You can continue to adapt the test data generation code above to test your program. For example, does your program output the mutated base changes correctly to `analysis.csv`?

## 💣 Step 5: Develop robustness to errors

An essential part of good coding practice is making sure that your program **doesn't crash**, no matter what is thrown at it!

In a similar way to the test data generation code above, we can generate further test data to simulate 3 specific types of errors in the input `reference` and `reads_df` data:

1. Truncated reads (i.e. reads shorter than 200 nt)
2. Lower-case bases (e.g. a lower-case base character such as `a` instead of `A`)
3. Unknown characters (i.e. any letter or character except A, C, T or G, such as E, j, %, @, etc.)

### ✂ Truncated reads

In [None]:
# Generate test data for truncated reads
reference = "A"*199 + "C"

test_read_wt = "A"*199 + "C"
test_read_wt_2 = "A"*100 + "C"
test_read_mut = "A"*199 + "G"
test_read_mut_2 = "A" + "G" + "A"*100 + "C"

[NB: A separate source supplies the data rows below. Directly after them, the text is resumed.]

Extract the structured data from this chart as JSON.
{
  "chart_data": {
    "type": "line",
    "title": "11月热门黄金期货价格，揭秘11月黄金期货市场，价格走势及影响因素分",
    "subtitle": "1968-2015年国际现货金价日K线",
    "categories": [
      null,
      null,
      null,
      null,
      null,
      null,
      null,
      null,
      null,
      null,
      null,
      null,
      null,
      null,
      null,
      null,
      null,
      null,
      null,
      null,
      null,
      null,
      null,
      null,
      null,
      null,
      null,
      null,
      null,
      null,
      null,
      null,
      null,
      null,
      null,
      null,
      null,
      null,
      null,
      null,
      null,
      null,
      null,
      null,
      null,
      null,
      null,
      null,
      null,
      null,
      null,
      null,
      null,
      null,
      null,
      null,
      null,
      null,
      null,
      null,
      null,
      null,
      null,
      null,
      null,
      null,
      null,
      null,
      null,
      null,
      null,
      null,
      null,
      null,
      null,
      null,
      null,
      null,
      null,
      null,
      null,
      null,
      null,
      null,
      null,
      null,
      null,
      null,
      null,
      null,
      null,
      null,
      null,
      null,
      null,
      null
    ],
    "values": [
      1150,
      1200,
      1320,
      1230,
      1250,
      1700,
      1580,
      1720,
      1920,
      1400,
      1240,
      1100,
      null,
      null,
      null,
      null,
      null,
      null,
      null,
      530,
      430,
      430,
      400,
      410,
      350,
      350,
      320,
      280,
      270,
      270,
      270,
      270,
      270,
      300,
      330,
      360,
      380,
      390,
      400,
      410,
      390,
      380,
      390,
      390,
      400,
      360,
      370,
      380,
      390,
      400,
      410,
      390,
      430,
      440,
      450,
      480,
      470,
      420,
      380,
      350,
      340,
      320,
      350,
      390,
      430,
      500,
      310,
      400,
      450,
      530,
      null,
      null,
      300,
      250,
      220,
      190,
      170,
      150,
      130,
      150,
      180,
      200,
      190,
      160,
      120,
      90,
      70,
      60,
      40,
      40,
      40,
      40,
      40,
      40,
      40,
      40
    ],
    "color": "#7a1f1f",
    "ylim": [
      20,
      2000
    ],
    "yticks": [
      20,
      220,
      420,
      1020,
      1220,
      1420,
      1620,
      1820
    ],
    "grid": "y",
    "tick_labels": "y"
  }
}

reads_df = pd.DataFrame({"read_id": ["read_1", "read_2", "read_3", "read_4"],
                         "read": [test_read_wt, test_read_mut, test_read_wt_2, test_read_mut_2]})

# Show the first rows of the reads_df test data
reads_df.head()

### 🔡 Lower-case bases

In [None]:
# Generate test data for lower-case bases
reference = "A"*199 + "c"

test_read_wt = "a"*199 + "C"
test_read_mut = "A"*199 + "g"
test_read_mut_2 = "A" + "g" + "a"*197 + "C"

reads_df = pd.DataFrame({"read_id": ["read_1", "read_2", "read_3", "read_4"],
                         "read": [test_read_wt, test_read_mut, test_read_wt, test_read_mut_2]})

# Show the first rows of the reads_df test data
reads_df.head()

### ⁉ Unknown characters

Based on the previous examples, write code here to generate test data containing unknown characters (i.e. letters or symbols except A, C, T or G):

In [None]:
# Generate test data for unknown characters


# 👣 Next steps

✅ **Check:**
- Does your program (Step 3) implement everything listed in the [essential functionality](#essential) section?
- Does it follow **good coding practices** in the use of functions, commenting, and variable naming?
- Does it **pass all the tests** so far (Steps 4 and 5)?

If so, congratulations! 🥳

Now, you can develop it further by implementing the features in the [advanced functionality](#advanced) section.